In 2008, Dr. Zhang uncovered NRF2’s dual role in cancer, demonstrating its contribution to tumor growth and resistance to chemotherapy, and identified brusatol as a potent NRF2 inhibitor. This spurred further research into NRF2’s 'oncogenic' properties. By 2010, her team discovered NRF2’s regulation by the autophagy-related protein p62 through a noncanonical pathway. Her 2013 research illuminated how arsenic prolongs NRF2 activation via this pathway, inadvertently promoting cancer. In 2021, they linked noncanonical NRF2 activation to metabolic diseases, showing how arsenic-induced NRF2 activity can adversely affect glucose metabolism in the liver. Dr. Zhang’s ongoing research focuses on NRF biology, seeking to develop treatments that modulate NRF2 for various diseases and overall health improvement.

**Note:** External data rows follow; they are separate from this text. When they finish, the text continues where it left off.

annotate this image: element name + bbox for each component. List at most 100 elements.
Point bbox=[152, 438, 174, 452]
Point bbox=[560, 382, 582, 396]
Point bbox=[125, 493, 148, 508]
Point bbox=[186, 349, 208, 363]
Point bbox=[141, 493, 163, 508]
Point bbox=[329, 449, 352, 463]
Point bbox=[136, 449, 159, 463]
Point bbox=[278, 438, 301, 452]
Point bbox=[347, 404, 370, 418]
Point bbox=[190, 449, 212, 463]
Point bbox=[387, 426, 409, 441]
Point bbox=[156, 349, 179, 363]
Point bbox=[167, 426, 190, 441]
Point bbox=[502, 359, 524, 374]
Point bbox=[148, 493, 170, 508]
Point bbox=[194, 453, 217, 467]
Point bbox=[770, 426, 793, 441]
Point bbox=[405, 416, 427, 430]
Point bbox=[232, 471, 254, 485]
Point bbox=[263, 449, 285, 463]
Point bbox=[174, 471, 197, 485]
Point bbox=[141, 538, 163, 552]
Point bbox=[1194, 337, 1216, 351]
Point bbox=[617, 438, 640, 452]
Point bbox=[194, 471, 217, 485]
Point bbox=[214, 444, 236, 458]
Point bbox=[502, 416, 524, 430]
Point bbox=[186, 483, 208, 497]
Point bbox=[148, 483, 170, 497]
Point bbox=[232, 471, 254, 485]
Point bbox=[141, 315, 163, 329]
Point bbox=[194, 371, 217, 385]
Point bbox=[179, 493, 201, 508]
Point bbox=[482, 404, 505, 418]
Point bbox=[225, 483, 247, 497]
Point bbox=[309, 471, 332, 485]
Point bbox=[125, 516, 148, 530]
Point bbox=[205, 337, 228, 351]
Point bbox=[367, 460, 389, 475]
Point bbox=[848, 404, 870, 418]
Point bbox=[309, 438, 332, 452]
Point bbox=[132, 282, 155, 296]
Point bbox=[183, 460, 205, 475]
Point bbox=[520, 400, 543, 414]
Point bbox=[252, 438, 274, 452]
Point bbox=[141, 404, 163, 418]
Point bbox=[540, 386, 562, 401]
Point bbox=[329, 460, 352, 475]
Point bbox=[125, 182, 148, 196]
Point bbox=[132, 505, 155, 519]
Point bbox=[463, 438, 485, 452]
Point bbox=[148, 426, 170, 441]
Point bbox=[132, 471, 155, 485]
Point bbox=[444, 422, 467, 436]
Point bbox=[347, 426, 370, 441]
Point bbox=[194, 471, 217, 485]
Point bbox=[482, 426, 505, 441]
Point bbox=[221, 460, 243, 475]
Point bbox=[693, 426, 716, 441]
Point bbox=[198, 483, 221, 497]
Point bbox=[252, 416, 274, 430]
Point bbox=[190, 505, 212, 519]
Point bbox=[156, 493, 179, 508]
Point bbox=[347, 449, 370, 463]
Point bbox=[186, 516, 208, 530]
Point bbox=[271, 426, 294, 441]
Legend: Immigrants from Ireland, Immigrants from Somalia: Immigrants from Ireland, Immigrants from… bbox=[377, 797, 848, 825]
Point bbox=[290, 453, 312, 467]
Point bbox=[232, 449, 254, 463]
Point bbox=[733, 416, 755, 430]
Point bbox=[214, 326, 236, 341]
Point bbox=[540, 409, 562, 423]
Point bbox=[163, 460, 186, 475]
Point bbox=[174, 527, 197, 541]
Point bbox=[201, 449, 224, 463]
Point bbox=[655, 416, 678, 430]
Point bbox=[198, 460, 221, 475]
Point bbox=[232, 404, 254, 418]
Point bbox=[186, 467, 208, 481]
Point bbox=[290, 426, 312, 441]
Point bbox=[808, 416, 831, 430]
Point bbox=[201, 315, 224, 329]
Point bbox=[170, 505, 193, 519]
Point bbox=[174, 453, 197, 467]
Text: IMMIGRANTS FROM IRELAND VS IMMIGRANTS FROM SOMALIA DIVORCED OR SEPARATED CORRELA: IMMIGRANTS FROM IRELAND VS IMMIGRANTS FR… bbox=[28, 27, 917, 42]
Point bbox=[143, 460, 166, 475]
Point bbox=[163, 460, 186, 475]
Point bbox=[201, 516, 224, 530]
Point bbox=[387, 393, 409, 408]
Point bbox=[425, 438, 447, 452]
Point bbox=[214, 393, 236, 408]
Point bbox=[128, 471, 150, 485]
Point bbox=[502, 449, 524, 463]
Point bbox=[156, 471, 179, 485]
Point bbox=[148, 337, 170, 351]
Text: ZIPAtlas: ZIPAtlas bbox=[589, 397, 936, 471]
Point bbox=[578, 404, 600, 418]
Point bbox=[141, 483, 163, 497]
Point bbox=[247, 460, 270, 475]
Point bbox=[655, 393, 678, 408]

Her achievements have been recognized previously by SOT through the SOT Achievement Award in 2012 and the AACT WestChina-Frontier PharmaTech Distinguished Chinese Toxicologist Award from the SOT American Association of Chinese in Toxicology (AACT) Special Interest Group in 2023. An SOT member since 2006, Dr. Zhang is an active member of AACT, the Mechanisms Specialty Section, and the Out Toxicologists and Allies Special Interest Group.

Disclaimer: The information provided in this blog about the awardee(s) is based on the nomination materials provided. This citation is being shared under the Award Committee Chair’s name as part of their official duties and should not be interpreted as their personal or professional opinions.